Average reading time is about 2 and a half minutes
Therefore I was left alone, and saw this great vision, and there remained no strength in me: for my comeliness was turned in me into corruption, and I retained no strength.
- Daniel 10:8
Upon the occasion just described, the angel Gabriel imparted to Daniel all the instruction which he was then able to receive. A few years afterward, however, the prophet desired to learn more of subjects not yet fully explained, and again set himself to seek light and wisdom from God. "In those days I Daniel was mourning three full weeks. I ate no pleasant bread, neither came flesh nor wine in my mouth, neither did I anoint myself at all. . . .
Then I lifted up mine eyes, and looked, and behold a certain man clothed in linen, whose loins were girded with fine gold of Uphaz. His body also was like the beryl, and his face as the appearance of lightning, and his eyes as lamps of fire, and his arms and his feet like in colour to polished brass, and the voice of his words like the voice of a multitude" (Dan. 10:2-6).
This description is similar to that given by John when Christ was revealed to him upon the Isle of Patmos. No less a personage than the Son of God appeared to Daniel. Our Lord comes with another heavenly messenger to teach Daniel what would take place in the latter days.
The great truths revealed by the world's Redeemer are for those who search for truth as for hid treasures. Daniel was an aged man. His life had been passed amid the fascinations of a heathen court, his mind cumbered with the affairs of a great empire. Yet he turns aside from all these to afflict his soul before God, and seek a knowledge of the purposes of the Most High. And in response to his supplications, light from the heavenly courts was communicated for those who should live in the latter days. With what earnestness, then, should we seek God, that He may open our understanding to comprehend the truths brought to us from heaven.
"I Daniel alone saw the vision: for the men that were with me saw not the vision; but a great quaking fell upon them, so that they fled to hide themselves. . . . And there remained no strength in me: for my comeliness was turned in me into corruption, and I retained no strength" (verses 7, 8). All who are truly sanctified will have a similar experience.
The clearer their views of the greatness, glory, and perfection of Christ, the more vividly will they see their own weakness and imperfection. They will have no disposition to claim a sinless character; that which has appeared right and comely in themselves will, in contrast with Christ's purity and glory, appear only as unworthy and corruptible. It is when men are separated from God, when they have very indistinct views of Christ, that they say, "I am sinless; I am sanctified."

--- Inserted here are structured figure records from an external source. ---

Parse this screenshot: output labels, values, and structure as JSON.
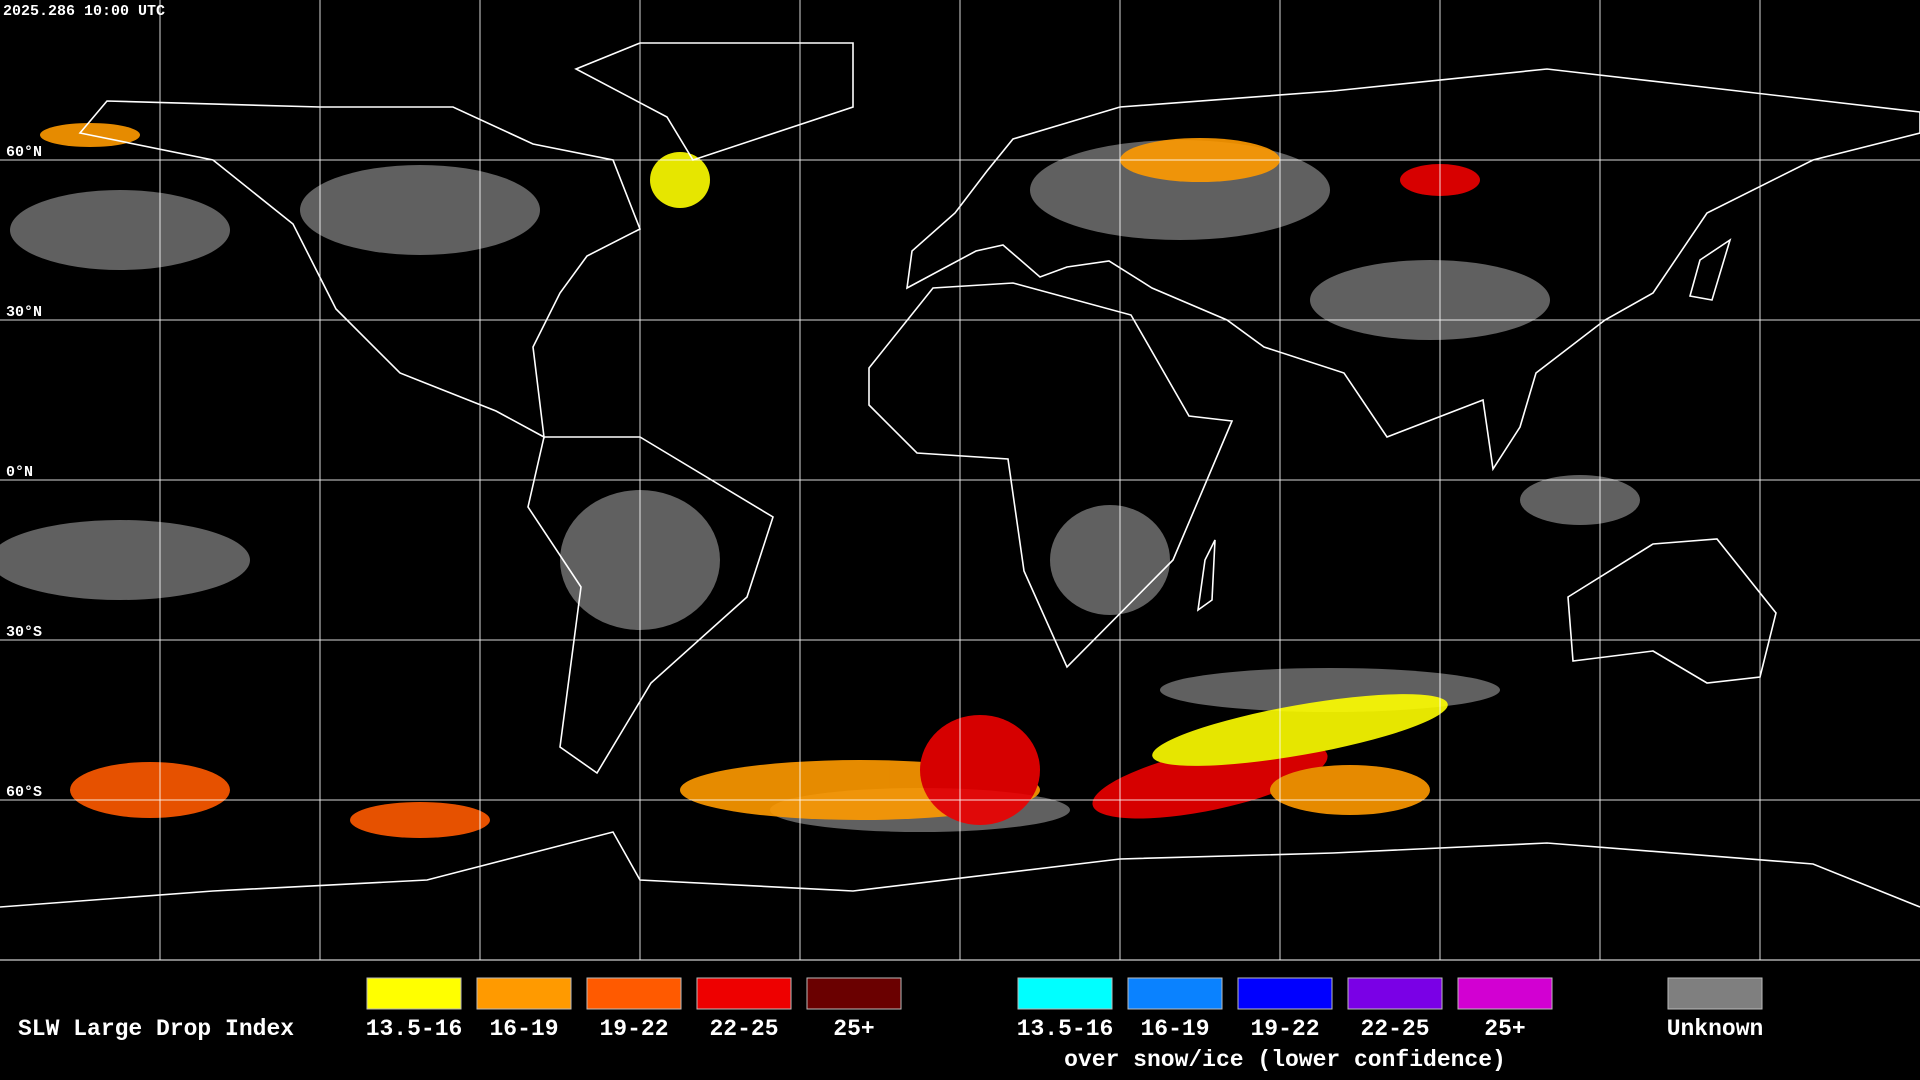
{
  "header": {
    "timestamp": "2025.286 10:00 UTC"
  },
  "map": {
    "latitude_labels": [
      "60°N",
      "30°N",
      "0°N",
      "30°S",
      "60°S"
    ]
  },
  "legend": {
    "title": "SLW Large Drop Index",
    "groups": [
      {
        "items": [
          {
            "label": "13.5-16",
            "color": "#ffff00"
          },
          {
            "label": "16-19",
            "color": "#ff9a00"
          },
          {
            "label": "19-22",
            "color": "#ff5a00"
          },
          {
            "label": "22-25",
            "color": "#ee0000"
          },
          {
            "label": "25+",
            "color": "#6a0000"
          }
        ]
      },
      {
        "items": [
          {
            "label": "13.5-16",
            "color": "#00ffff"
          },
          {
            "label": "16-19",
            "color": "#0a82ff"
          },
          {
            "label": "19-22",
            "color": "#0000ff"
          },
          {
            "label": "22-25",
            "color": "#7a00e6"
          },
          {
            "label": "25+",
            "color": "#d200d2"
          }
        ],
        "note": "over snow/ice (lower confidence)"
      },
      {
        "items": [
          {
            "label": "Unknown",
            "color": "#7f7f7f"
          }
        ]
      }
    ]
  }
}
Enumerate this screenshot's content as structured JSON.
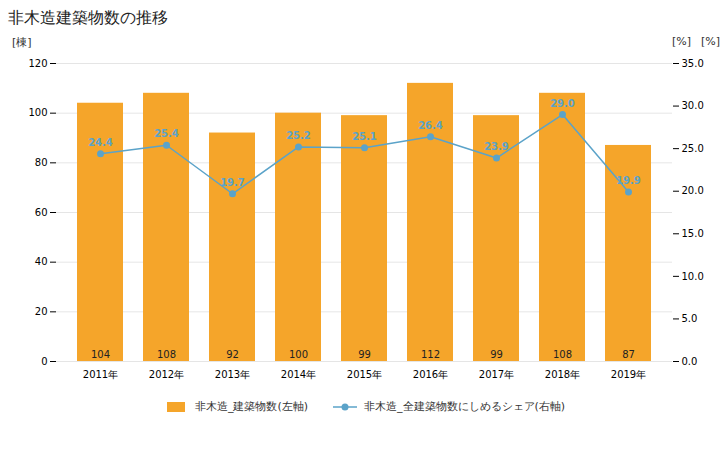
{
  "chart_data": {
    "type": "bar",
    "title": "非木造建築物数の推移",
    "categories": [
      "2011年",
      "2012年",
      "2013年",
      "2014年",
      "2015年",
      "2016年",
      "2017年",
      "2018年",
      "2019年"
    ],
    "ylabel": "[棟]",
    "y2label": "[%]",
    "ylim": [
      0,
      120
    ],
    "yticks": [
      0,
      20,
      40,
      60,
      80,
      100,
      120
    ],
    "y2lim": [
      0.0,
      35.0
    ],
    "y2ticks": [
      {
        "value": 0,
        "label": "0.0"
      },
      {
        "value": 5,
        "label": "5.0"
      },
      {
        "value": 10,
        "label": "10.0"
      },
      {
        "value": 15,
        "label": "15.0"
      },
      {
        "value": 20,
        "label": "20.0"
      },
      {
        "value": 25,
        "label": "25.0"
      },
      {
        "value": 30,
        "label": "30.0"
      },
      {
        "value": 35,
        "label": "35.0"
      }
    ],
    "grid": true,
    "legend": "bottom",
    "data_labels": true,
    "series": [
      {
        "name": "非木造_建築物数(左軸)",
        "type": "bar",
        "color": "#F5A52A",
        "values": [
          104,
          108,
          92,
          100,
          99,
          112,
          99,
          108,
          87
        ]
      },
      {
        "name": "非木造_全建築物数にしめるシェア(右軸)",
        "type": "line",
        "axis": "y2",
        "color": "#5BA3C9",
        "marker": "circle",
        "values": [
          24.4,
          25.4,
          19.7,
          25.2,
          25.1,
          26.4,
          23.9,
          29.0,
          19.9
        ],
        "value_labels": [
          "24.4",
          "25.4",
          "19.7",
          "25.2",
          "25.1",
          "26.4",
          "23.9",
          "29.0",
          "19.9"
        ]
      }
    ]
  }
}
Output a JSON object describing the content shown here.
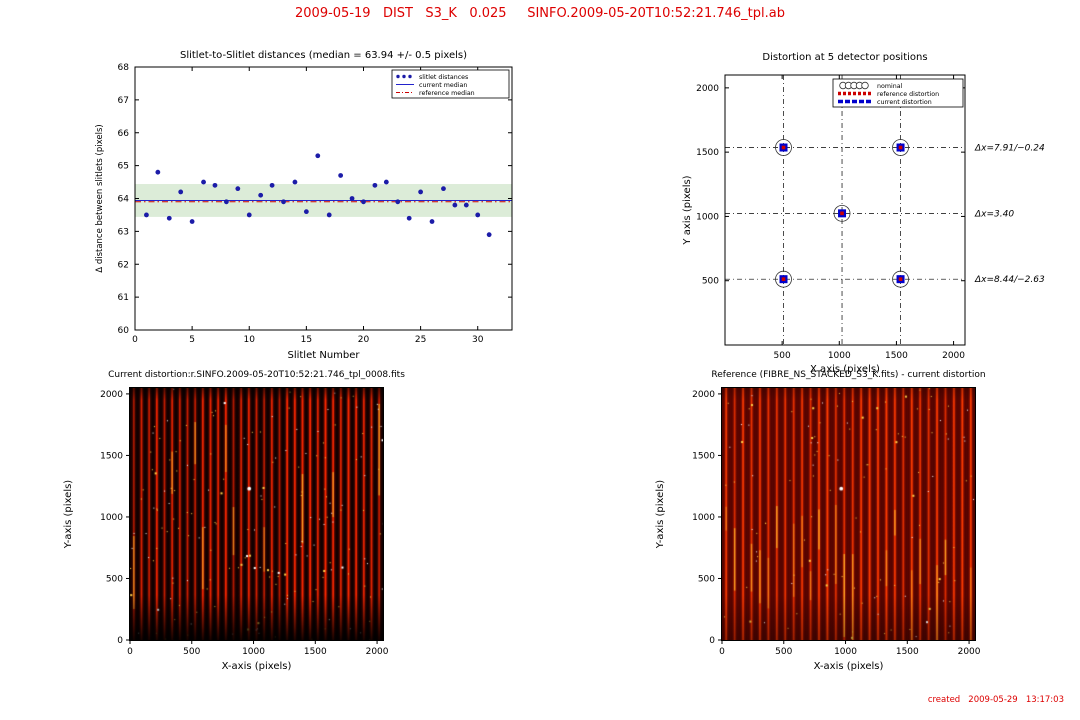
{
  "page": {
    "title": "2009-05-19   DIST   S3_K   0.025     SINFO.2009-05-20T10:52:21.746_tpl.ab",
    "title_color": "#dd0000",
    "footer": "created   2009-05-29   13:17:03"
  },
  "chart_data": [
    {
      "id": "slitlet_distances",
      "type": "scatter",
      "title": "Slitlet-to-Slitlet distances (median =  63.94 +/- 0.5 pixels)",
      "xlabel": "Slitlet Number",
      "ylabel": "Δ distance between slitlets (pixels)",
      "xlim": [
        0,
        33
      ],
      "ylim": [
        60,
        68
      ],
      "xticks": [
        0,
        5,
        10,
        15,
        20,
        25,
        30
      ],
      "yticks": [
        60,
        61,
        62,
        63,
        64,
        65,
        66,
        67,
        68
      ],
      "median": 63.94,
      "reference_median": 63.9,
      "band_halfwidth": 0.5,
      "x": [
        1,
        2,
        3,
        4,
        5,
        6,
        7,
        8,
        9,
        10,
        11,
        12,
        13,
        14,
        15,
        16,
        17,
        18,
        19,
        20,
        21,
        22,
        23,
        24,
        25,
        26,
        27,
        28,
        29,
        30,
        31
      ],
      "y": [
        63.5,
        64.8,
        63.4,
        64.2,
        63.3,
        64.5,
        64.4,
        63.9,
        64.3,
        63.5,
        64.1,
        64.4,
        63.9,
        64.5,
        63.6,
        65.3,
        63.5,
        64.7,
        64.0,
        63.9,
        64.4,
        64.5,
        63.9,
        63.4,
        64.2,
        63.3,
        64.3,
        63.8,
        63.8,
        63.5,
        62.9
      ],
      "legend": [
        {
          "label": "slitlet distances",
          "marker": "dots"
        },
        {
          "label": "current median",
          "marker": "line"
        },
        {
          "label": "reference median",
          "marker": "dashdot"
        }
      ],
      "colors": {
        "points": "#1c1ca8",
        "median_line": "#2222cc",
        "reference_line": "#cc0000",
        "band": "#dcecd8"
      }
    },
    {
      "id": "distortion_positions",
      "type": "scatter",
      "title": "Distortion at 5 detector positions",
      "xlabel": "X axis (pixels)",
      "ylabel": "Y axis (pixels)",
      "xlim": [
        0,
        2100
      ],
      "ylim": [
        0,
        2100
      ],
      "xticks": [
        500,
        1000,
        1500,
        2000
      ],
      "yticks": [
        500,
        1000,
        1500,
        2000
      ],
      "positions": [
        [
          512,
          512
        ],
        [
          1536,
          512
        ],
        [
          1024,
          1024
        ],
        [
          512,
          1536
        ],
        [
          1536,
          1536
        ]
      ],
      "crosshair_x": [
        512,
        1024,
        1536
      ],
      "crosshair_y": [
        512,
        1024,
        1536
      ],
      "legend": [
        {
          "label": "nominal",
          "marker": "circles"
        },
        {
          "label": "reference distortion",
          "marker": "red-dashes"
        },
        {
          "label": "current distortion",
          "marker": "blue-squares"
        }
      ],
      "annotations": [
        {
          "text": "Δx=7.91/−0.24",
          "y": 1536
        },
        {
          "text": "Δx=3.40",
          "y": 1024
        },
        {
          "text": "Δx=8.44/−2.63",
          "y": 512
        }
      ],
      "colors": {
        "nominal": "#333333",
        "reference": "#cc0000",
        "current": "#0000cc",
        "annotation": "#2222bb"
      }
    },
    {
      "id": "current_distortion_image",
      "type": "heatmap",
      "title": "Current distortion:r.SINFO.2009-05-20T10:52:21.746_tpl_0008.fits",
      "xlabel": "X-axis (pixels)",
      "ylabel": "Y-axis (pixels)",
      "xlim": [
        0,
        2048
      ],
      "ylim": [
        0,
        2048
      ],
      "xticks": [
        0,
        500,
        1000,
        1500,
        2000
      ],
      "yticks": [
        0,
        500,
        1000,
        1500,
        2000
      ],
      "description": "raw detector frame: ~33 bright red vertical slitlet traces on dark background with hot-pixel speckles",
      "render": {
        "seed": 7,
        "stripe_count": 33,
        "background": "#100000",
        "stripe_color": "#c01400",
        "core_color": "#ff2a00",
        "min_bright": 0.5,
        "hot_fraction": 0.2,
        "hot_ymin": 0.05,
        "hot_yspan": 0.55,
        "speckles": 180,
        "white_fraction": 0.45,
        "top_fade": 0.55,
        "bottom_fade": 0.9,
        "marker": [
          965,
          1230
        ]
      }
    },
    {
      "id": "reference_minus_current_image",
      "type": "heatmap",
      "title": "Reference (FIBRE_NS_STACKED_S3_K.fits) - current distortion",
      "xlabel": "X-axis (pixels)",
      "ylabel": "Y-axis (pixels)",
      "xlim": [
        0,
        2048
      ],
      "ylim": [
        0,
        2048
      ],
      "xticks": [
        0,
        500,
        1000,
        1500,
        2000
      ],
      "yticks": [
        0,
        500,
        1000,
        1500,
        2000
      ],
      "description": "stacked fibre reference frame: ~30 bright red vertical traces, brighter background, yellow hot segments in lower half",
      "render": {
        "seed": 13,
        "stripe_count": 30,
        "background": "#5c0400",
        "stripe_color": "#e01a00",
        "core_color": "#ff4000",
        "min_bright": 0.6,
        "hot_fraction": 0.5,
        "hot_ymin": 0.45,
        "hot_yspan": 0.3,
        "speckles": 120,
        "white_fraction": 0.3,
        "top_fade": 0.2,
        "bottom_fade": 0.3,
        "marker": [
          965,
          1230
        ]
      }
    }
  ]
}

Gabriel now appeared to the prophet, and thus addressed him: "Oh Daniel, a man greatly beloved, understand the words that I speak unto thee, and stand upright: for unto thee am I now sent. And when he had spoken this word unto me, I stood trembling. Then said he unto me, Fear not, Daniel: for from the first day that thou didst set thine heart to understand, and to chasten thyself before thy God, thy words were heard, and I am come for thy words" (verses 11, 12).